This one is weird --
let's say I have a df like this:
user_id city state network
123 austin tx att
113 houston tx tmobile
343 miami fl att
356 seattle wa verizon
and I have another df1 like this (these 2 dfs wont be the same shape):
col1
'network': 'att'
'city': 'austin'
'state': 'tx'
'city': 'seattle'
I'm trying to build a final_df like this:
user_id is_network_att is_city_austin is_state_tx is_city_seattle
123 1 1 1 0
113 0 0 1 0
343 1 0 0 0
356 0 0 0 1
Easier to just show it - but a sentence to describe it:
I'm trying to create conditional/true-false columns out of df1.col1 in a new final_df that use df column's data.
Strategies I'm tying:
-throw the df1 columns in a list or dictionary and loop through each element and then somehow loop through each row and incorporate and if statement for each row
-maybe make a makeshift column in df1 of the exact code that would create the column in final_df and somehow use the text in this columnd as code
**here's a handful of the rows i'm trying to put in the dictionary
Here's a handful of rows in that I'm trying to put in a dictionary:
912 'organization': 'atlantic metro communications'
913 'isp_name': 'Atlantic Metro Communications'
915 'location_name': 'martinez ca'
917 'location_name': 'martinez ca'
918 'location_name': 'martinez ca'
919 'location_name': 'martinez ca'
920 'isp_name': 'Hurricane Electric'
922 'organization': 'hurricane electric'
923 'organization': 'hurricane electric'
924 'isp_name': 'Hurricane Electric'
925 'count_users_per_ip': 28.0
926 'organization': 'atlantic metro communications'
927 'isp_name': 'Atlantic Metro Communications'
928 'isp_name': 'Hurricane Electric'
929 'organization': 'hurricane electric'
930 'isp_name': 'Hurricane Electric'
931 'organization': 'hurricane electric'
932 'location_name': 'hermosillo son'
933 'organization': 'atlantic metro communications'
934 'isp_name': 'Atlantic Metro Communications'
935 'location_state': ' son'
966 'count_users_per_ip': 28.0
1057 'count_users_per_device': 4.0
1218 'count_ips_per_user': 3.0
1408 'moderated_action': 'SOFT_BLOCK'
1418 'moderated_action': 'SOFT_BLOCK'
1430 'moderated_action': 'SOFT_BLOCK'
1438 'moderated_action': 'SOFT_BLOCK'
1517 'app_build': '405000004'
1605 'app_build': '405000004'
Update - heres as far as Ive got:
def transpose_features(df1,col1,main_df,attr1,attr2):
from ast import literal_eval
# dic = literal_eval(f"{{{', '.join(df1[col1])}}}")
dic = {}
for i in df_features[attr1].tolist():
dic[i] = df_features[df_features[attr1]==i][attr2].tolist()

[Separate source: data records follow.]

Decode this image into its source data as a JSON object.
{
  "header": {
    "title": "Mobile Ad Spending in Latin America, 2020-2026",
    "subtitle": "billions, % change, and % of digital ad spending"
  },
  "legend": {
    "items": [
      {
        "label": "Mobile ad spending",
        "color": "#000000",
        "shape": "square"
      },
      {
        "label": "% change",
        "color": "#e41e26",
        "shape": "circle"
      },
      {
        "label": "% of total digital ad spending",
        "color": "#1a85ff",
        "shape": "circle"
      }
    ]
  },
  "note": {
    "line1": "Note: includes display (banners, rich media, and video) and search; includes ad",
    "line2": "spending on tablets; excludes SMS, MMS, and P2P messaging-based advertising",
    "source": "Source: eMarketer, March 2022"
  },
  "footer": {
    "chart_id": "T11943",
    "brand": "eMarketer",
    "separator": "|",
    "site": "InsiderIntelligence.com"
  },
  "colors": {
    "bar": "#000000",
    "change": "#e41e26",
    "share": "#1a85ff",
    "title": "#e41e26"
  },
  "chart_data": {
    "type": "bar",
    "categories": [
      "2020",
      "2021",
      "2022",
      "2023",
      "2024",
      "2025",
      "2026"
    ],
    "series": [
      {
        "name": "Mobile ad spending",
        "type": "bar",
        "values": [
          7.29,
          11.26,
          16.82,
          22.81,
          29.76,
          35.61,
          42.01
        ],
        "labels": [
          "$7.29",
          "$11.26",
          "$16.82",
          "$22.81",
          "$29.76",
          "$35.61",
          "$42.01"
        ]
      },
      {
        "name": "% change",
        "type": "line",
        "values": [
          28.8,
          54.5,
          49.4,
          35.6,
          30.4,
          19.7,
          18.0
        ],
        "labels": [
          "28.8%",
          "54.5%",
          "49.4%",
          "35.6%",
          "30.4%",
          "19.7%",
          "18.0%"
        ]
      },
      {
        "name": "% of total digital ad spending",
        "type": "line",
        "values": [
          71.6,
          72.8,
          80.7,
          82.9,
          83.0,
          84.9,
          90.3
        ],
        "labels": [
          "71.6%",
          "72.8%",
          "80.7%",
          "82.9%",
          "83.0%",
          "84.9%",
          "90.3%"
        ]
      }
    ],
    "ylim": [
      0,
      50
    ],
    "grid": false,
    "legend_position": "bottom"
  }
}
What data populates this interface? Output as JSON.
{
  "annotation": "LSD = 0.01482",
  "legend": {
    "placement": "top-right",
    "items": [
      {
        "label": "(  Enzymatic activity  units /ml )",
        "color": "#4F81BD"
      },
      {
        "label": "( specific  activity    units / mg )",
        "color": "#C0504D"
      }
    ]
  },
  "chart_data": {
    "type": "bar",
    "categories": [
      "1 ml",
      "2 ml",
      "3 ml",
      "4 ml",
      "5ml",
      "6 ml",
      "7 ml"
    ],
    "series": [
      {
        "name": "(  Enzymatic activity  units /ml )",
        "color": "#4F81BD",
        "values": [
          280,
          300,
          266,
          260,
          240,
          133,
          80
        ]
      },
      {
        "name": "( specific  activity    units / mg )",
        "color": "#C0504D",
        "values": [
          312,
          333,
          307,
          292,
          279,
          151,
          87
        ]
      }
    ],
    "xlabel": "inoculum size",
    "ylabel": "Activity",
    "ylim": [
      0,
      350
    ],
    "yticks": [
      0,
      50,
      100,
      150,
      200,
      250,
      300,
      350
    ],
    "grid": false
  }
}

df_final = (main_df.drop(columns=list(dic))
.join(main_df[list(dic)].eq(dic).astype(int)
.rename(columns=lambda x: f'is_{x}_{dic[x]}')
)
)
print(df_final.shape)
return df_final
df_final = transpose_features(
df1 = df_features
,col1 = 'attr'
,main_df = df
,attr1 = 'attr1'
,attr2 = 'attr2'
)
df_final.head()
-This code pulls all the values into a list attaches that list to each key in the dictionary. But the issue now is - I need to basically an or statement in the method @mozway provided - that says "does user have ANY of the values in the list in each dict key".
Hard to even type that.
df1? do you have strings? dictionaries?